March 2, 2018 / 9:23 AM / 6 months ago

BUZZ BORSA-Automotive pesante dopo annuncio dazi Usa, reggono Tenaris e Danieli

2 marzo (Reuters) - ** L’annuncio che la settimana prossima gli Stati Uniti introdurrano dazi sulle importazioni di prodotti in acciaio e alluminio, dato dal presidente Donald Trump ieri, sta penalizzando i settori maggiormente esposti alle variazioni dei prezzi delle materie prime, in particolare l’automotive, mentre sostiene, con cautela, le società che hanno impianti negli Usa.

** Attorno alle 10,10, Fiat Chrysler cede il 5,37%, a 16,17 euro, dopo aver toccato un minimo di 16,1 euro. In scia Exor (-3,82%, a 56,36 euro, con un minimo di 56,2 euro), Cnh Industrial (-3,23%, a 10,6450 euro, con un minimo di 10,59 euro), Ferrari (-2,98%, a 97,7 euro, con un minimo di 97,56 euro) e Brembo (-1,87%, a 11,05 euro, con un minimo di 11,02 euro). Fuori dal paniere principale, in affanno Sogefi: -4,9%, a 3,03 euro, con un minimo toccato a 3,0120 euro.

** Viceversa, Tenaris — che già aveva beneficiato della decisione finale del dipartimento del commercio sui dazi, premessa all’annuncio di Trump — è piatta: -0,31%, a 14,2950 euro, dopo aver oscillato tra 14,28 e 14,4950 euro.

** Positiva Danieli, altro gruppo con stabilimenti negli Usa: +0,86%, a 23,45 euro, dopo aver toccato un massimo di 23,9 euro.

** Jefferies, in una breve nota a commento dell’annuncio di Trump, parla di “upgrade modesto rispetto alle misure più aggressive proposte dal dipartimento del commercio” e ricorda che il presidente avrà tempo fino all’11 aprile per annunciare la decisione finale.

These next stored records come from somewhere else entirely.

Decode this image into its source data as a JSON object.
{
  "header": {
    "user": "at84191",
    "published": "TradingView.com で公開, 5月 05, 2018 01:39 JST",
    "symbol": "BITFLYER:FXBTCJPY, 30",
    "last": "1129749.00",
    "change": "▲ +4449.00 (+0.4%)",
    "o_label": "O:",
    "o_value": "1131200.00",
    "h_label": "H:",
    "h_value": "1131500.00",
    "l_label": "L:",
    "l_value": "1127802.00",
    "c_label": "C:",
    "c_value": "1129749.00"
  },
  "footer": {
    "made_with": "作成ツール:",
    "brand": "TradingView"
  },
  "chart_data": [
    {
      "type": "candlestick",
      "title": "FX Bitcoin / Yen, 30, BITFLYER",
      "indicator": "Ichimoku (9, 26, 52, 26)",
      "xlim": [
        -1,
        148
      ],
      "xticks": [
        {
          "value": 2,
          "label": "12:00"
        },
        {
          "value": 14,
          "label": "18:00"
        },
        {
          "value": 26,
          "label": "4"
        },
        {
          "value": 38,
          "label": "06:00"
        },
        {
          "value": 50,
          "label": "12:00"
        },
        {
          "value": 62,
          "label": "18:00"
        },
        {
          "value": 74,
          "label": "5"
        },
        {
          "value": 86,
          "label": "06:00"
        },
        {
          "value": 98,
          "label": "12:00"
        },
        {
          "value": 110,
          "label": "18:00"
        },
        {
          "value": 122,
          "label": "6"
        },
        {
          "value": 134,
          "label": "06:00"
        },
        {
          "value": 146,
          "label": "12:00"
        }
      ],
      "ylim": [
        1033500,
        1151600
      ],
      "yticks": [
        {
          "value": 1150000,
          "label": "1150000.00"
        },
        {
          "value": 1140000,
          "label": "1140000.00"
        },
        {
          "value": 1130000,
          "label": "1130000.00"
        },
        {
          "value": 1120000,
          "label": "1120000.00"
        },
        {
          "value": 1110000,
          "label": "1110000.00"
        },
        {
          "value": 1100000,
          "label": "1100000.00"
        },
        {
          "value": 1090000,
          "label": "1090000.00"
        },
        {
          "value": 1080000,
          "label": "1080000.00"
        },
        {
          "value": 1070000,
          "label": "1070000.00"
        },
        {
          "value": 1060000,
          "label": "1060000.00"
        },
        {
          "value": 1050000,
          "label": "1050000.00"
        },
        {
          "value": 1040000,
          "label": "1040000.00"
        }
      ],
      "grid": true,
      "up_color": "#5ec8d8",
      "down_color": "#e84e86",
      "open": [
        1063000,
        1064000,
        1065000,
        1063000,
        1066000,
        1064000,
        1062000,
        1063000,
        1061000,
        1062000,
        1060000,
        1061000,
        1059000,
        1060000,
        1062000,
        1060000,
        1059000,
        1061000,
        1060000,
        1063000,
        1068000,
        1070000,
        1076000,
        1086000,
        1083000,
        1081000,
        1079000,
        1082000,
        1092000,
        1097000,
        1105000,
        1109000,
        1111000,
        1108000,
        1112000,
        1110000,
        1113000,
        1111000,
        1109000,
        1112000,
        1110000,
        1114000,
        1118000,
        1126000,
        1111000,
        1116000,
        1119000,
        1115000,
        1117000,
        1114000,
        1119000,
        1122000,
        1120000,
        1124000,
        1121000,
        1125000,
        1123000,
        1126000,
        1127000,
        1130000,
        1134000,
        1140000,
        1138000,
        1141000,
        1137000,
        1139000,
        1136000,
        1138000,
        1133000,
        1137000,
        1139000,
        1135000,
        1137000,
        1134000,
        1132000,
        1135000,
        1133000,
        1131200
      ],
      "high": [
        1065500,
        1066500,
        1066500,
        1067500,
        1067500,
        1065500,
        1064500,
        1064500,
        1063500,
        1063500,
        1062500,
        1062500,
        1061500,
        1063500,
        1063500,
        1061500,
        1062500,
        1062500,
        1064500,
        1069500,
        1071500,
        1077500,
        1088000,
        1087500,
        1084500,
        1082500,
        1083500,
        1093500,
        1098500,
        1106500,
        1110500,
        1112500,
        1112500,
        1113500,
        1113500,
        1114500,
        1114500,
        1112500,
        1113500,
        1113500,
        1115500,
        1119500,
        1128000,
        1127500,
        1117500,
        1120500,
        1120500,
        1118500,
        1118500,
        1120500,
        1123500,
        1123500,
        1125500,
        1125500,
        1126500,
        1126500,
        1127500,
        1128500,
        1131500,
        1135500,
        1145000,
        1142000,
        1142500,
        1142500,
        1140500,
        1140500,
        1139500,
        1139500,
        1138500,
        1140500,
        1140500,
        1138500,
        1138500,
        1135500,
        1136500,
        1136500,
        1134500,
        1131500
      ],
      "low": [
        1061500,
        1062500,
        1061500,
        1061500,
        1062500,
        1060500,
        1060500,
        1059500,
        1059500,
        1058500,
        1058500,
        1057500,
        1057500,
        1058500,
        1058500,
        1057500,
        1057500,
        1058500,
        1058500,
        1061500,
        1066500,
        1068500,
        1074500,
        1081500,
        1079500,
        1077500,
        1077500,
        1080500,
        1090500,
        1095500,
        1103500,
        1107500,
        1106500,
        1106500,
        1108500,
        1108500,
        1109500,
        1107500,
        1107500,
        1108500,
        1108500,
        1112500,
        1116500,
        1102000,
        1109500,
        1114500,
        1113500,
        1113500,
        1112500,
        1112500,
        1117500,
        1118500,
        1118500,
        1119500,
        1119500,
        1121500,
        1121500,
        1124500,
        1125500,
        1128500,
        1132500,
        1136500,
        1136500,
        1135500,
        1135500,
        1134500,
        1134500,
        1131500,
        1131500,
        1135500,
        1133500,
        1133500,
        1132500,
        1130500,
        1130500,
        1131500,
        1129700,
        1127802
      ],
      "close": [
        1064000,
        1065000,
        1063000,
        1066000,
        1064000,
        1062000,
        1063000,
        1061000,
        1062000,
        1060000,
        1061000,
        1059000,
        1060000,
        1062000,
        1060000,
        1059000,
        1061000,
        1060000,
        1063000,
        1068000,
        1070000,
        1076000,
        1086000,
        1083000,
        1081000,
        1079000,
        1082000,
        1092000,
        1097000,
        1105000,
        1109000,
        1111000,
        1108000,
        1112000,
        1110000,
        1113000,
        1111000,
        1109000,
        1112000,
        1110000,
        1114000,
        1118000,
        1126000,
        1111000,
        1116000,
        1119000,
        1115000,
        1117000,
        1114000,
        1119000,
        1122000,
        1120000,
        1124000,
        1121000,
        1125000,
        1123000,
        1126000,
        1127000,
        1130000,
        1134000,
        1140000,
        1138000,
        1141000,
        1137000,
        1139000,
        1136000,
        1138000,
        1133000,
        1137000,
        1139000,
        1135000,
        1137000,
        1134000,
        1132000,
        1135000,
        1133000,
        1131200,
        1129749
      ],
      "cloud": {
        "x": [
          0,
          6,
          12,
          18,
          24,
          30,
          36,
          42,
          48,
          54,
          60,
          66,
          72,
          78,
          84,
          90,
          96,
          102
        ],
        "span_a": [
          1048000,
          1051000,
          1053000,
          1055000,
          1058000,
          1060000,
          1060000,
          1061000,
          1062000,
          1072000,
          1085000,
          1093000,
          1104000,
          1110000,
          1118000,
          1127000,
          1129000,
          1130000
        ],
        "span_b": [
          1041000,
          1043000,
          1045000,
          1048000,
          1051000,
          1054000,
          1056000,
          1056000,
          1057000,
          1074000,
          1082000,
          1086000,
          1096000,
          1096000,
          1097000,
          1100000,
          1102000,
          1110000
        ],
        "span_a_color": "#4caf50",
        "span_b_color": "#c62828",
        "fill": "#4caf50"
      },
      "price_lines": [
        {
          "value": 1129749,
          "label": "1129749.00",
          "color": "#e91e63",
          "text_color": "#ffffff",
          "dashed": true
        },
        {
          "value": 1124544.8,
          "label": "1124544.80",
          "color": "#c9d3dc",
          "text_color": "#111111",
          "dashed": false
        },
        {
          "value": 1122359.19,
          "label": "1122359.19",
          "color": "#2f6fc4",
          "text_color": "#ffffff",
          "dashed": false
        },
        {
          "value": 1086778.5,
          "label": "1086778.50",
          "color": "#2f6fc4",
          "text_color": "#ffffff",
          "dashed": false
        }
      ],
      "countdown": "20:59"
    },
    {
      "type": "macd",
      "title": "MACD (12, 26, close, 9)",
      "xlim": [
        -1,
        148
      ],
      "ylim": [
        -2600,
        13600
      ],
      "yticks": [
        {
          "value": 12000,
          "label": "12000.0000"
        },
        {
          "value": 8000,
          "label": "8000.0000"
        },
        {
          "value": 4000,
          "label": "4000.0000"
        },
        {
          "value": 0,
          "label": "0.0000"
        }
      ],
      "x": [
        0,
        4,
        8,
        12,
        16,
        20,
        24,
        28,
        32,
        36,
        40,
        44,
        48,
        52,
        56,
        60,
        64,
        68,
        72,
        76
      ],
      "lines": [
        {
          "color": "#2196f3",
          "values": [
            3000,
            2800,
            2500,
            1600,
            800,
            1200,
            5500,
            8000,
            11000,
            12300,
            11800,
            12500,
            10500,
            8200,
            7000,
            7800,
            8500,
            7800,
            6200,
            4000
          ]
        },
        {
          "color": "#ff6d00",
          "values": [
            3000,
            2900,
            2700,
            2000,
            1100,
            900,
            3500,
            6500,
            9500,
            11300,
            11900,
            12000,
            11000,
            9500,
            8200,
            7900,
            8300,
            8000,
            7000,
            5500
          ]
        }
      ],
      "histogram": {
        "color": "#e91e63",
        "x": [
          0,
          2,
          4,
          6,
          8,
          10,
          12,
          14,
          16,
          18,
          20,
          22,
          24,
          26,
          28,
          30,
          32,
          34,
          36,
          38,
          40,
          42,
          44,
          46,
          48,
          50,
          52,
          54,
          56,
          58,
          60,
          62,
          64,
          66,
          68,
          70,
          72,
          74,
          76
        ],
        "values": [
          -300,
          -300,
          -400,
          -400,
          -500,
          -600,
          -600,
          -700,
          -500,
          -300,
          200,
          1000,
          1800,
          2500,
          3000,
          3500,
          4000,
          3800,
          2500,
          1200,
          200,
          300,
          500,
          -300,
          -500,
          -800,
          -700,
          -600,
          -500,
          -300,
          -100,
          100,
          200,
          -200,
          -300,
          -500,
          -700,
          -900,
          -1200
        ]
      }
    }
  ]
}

* Un trader sostiene che l’impatto su Tenaris “dipenderà dalle eventuali esenzioni applicate”. Se non dovessero esserci esenzioni, i dazi alzerebbero il costo delle materie prime, che incide per il 37% sui ricavi del gruppo guidato da Paolo Rocca, ma il rincaro verrebbe più che compensato dall’incremento dei prezzi dei prodotti negli Usa. Lo stesso trader parla di impatto negativo per Fca: -8/9% sull’utile netto. Se la casa automobilistica dovesse trasferire l’incremento del costo delle materie prime ai consumatori finali, alzando i prezzi di listino, perderebbe quote di mercato sui veicoli prodotti nell’area Nafta e venduti nel mercato Emea. Impatto positivo, sempre secondo il trader, per Danieli.

** Un altro operatore sottolinea che Trump “ha fatto un po’ di confusione, gli effetti dipenderanno da come verranno applicati i dazi, guardando a singoli settori e prodotti specifici”. Per Tenaris, per esempio, un dazio del 25% su tutti i prodotti “potrebbe avere un effetto netto neutro”. Per l’automotive, invece, “l’impatto negativo è sicuro”.

** Peraltro, aggiunge, su Fca pesa anche “un raffreddamento sul tema Magneti Marelli”, per la quale “il mercato preferirebbe la soluzione Brembo, ma credo sia la meno fattibile”.